Tanışmamızın üçüncü senesi, 1961 de bizim Femi[1]
İstanbul’a Ermeni Ruhban okuluna kilisenin de gayretiyle gönderildi demiştim. Bir müddet sonra okulunun önünde çekilmiş bir fotoğraf ve “Sadık
kardeşim” diye başlayan bir mektup aldım. Annesine babasına yazdığı mektubun
içinden bana ayrı bir sayfa ve fotoğraf.
Elleri ceketinin dış ceplerinde parmakları dışarıda kalmış, başı yana eğik yüzünde gamzelerini ortaya
koyan bir tebessüm. Gözleri fotoğrafa bakanın gözlerinin içine bakıyordu...Birden
bire yabancılaşmıştı bu resimdeki çocuk bana o anda. “Kimsin sen kardeşim?”
deyivermiştim.
Aradan 55 sene geçti, bugün Ankara’da hava hafif yağmurlu,
torunumu almaya geldim evlerinden, bu akşam üstü bale dersine annesi değil, ben
götüreceğim. Kapının önünde arabanın içinde bekliyorum. Radyoda Mahler’in 5
senfonisinin 4. bölümü. Tesadüfen dünyanın en hüzünlü şarkılarından biridir.
Bugüne uygun bir naiflik ve hüzün çöktü birden. Bekliyorum torun daha gelemedi.
Derken, yıllar öncesinin hayalleri önüme gelip karşıma dikildiler, birer birer. Bugün
hüzün dolu bir akşamüstü ve Mahler otomobilin radyosunda. Nereden çıktılar
ve neden geldiler ? Arabanın içinde
havada uçuşan hayaller ve garip bir hüzün var.
Diyarbakır, Sur ilçesi dedikçe TV ler
içim kabarıyor kaç gündür. Femi’nin mektubunu da hatırlıyorum, fotoğrafı sanki
elimdeymiş gibi görüyorum. Evet ayrılalı şu kadar zaman oldu, işlediğim kusuru
bu akşam üstü daha bir taş gibi yüreğimde hissediyorum, nedense. Yağmur
çiselemeye devam ediyorken benim de gözlerim nemlendi. Lütfen gözyaşım düşme, torunumun
görmesini istemem.
“Son zamanlarda ne kadar yufka yürekli olmuşsunuz bayım”

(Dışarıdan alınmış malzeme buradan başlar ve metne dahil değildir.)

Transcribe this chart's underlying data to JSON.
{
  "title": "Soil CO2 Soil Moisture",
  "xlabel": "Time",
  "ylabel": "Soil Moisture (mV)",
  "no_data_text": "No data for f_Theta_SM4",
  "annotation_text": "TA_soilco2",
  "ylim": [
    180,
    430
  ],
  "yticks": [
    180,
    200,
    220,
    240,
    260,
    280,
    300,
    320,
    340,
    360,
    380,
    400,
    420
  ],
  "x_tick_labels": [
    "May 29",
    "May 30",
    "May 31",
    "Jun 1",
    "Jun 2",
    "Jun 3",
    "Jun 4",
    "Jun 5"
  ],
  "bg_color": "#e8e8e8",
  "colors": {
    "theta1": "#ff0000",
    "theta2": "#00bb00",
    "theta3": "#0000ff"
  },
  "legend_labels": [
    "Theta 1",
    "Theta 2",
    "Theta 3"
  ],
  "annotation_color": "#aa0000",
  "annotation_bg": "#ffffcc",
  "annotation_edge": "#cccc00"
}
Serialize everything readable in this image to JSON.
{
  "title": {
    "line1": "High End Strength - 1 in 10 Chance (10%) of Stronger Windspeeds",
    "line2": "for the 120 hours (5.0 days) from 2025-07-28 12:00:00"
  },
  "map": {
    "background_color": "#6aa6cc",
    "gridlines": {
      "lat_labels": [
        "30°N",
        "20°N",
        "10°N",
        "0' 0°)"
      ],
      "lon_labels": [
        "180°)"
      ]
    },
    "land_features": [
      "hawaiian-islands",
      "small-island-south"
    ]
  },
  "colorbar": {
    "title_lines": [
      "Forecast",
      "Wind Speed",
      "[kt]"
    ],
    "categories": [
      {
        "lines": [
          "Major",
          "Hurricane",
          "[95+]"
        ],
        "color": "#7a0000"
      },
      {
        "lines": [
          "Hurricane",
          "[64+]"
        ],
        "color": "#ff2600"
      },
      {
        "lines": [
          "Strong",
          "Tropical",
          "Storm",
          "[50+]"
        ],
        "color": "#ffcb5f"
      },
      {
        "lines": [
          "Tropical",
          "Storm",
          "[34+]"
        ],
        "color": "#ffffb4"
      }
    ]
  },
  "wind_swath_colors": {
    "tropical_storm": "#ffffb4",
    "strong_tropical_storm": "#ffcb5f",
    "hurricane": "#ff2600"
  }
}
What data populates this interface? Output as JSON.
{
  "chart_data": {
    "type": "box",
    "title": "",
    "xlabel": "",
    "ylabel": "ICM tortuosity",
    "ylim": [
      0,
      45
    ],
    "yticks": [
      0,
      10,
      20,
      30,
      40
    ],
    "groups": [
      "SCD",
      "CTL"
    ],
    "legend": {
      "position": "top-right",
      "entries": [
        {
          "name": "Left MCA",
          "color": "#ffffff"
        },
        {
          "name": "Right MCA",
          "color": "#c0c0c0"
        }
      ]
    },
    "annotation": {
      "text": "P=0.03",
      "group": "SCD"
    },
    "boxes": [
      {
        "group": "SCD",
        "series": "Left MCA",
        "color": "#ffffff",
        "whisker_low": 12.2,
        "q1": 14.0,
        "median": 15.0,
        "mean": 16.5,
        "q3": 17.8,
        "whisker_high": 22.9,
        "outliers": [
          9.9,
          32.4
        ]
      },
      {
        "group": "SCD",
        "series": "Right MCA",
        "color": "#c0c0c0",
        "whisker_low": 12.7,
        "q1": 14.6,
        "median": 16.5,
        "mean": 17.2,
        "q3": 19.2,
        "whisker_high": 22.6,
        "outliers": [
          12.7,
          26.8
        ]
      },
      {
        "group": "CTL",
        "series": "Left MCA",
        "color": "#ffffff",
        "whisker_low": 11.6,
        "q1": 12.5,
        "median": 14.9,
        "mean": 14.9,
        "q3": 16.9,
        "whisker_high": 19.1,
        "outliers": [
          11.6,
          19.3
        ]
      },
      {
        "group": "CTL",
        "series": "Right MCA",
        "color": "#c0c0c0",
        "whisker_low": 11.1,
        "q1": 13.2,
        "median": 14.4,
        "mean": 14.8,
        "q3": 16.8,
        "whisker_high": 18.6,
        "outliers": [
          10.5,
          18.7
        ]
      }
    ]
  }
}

alaycı bir ses. Yana döndüm, karanlıkta yanıma biri oturmuş, birden ürktüm, ne
zaman, nasıl gelmiş oturmuş? “Sen nerden
çıktın be adam?” Sakalları uzamış, yaşlanmış ama çocuksu gamzeleri yine
belirgin. Sırıttı. Siyah yakasız bir mintan giymiş...Femi bu. Gözlerimi
kapattım bekledim...öyle yaparlar ya kaybolsun diye... Ama olmadı.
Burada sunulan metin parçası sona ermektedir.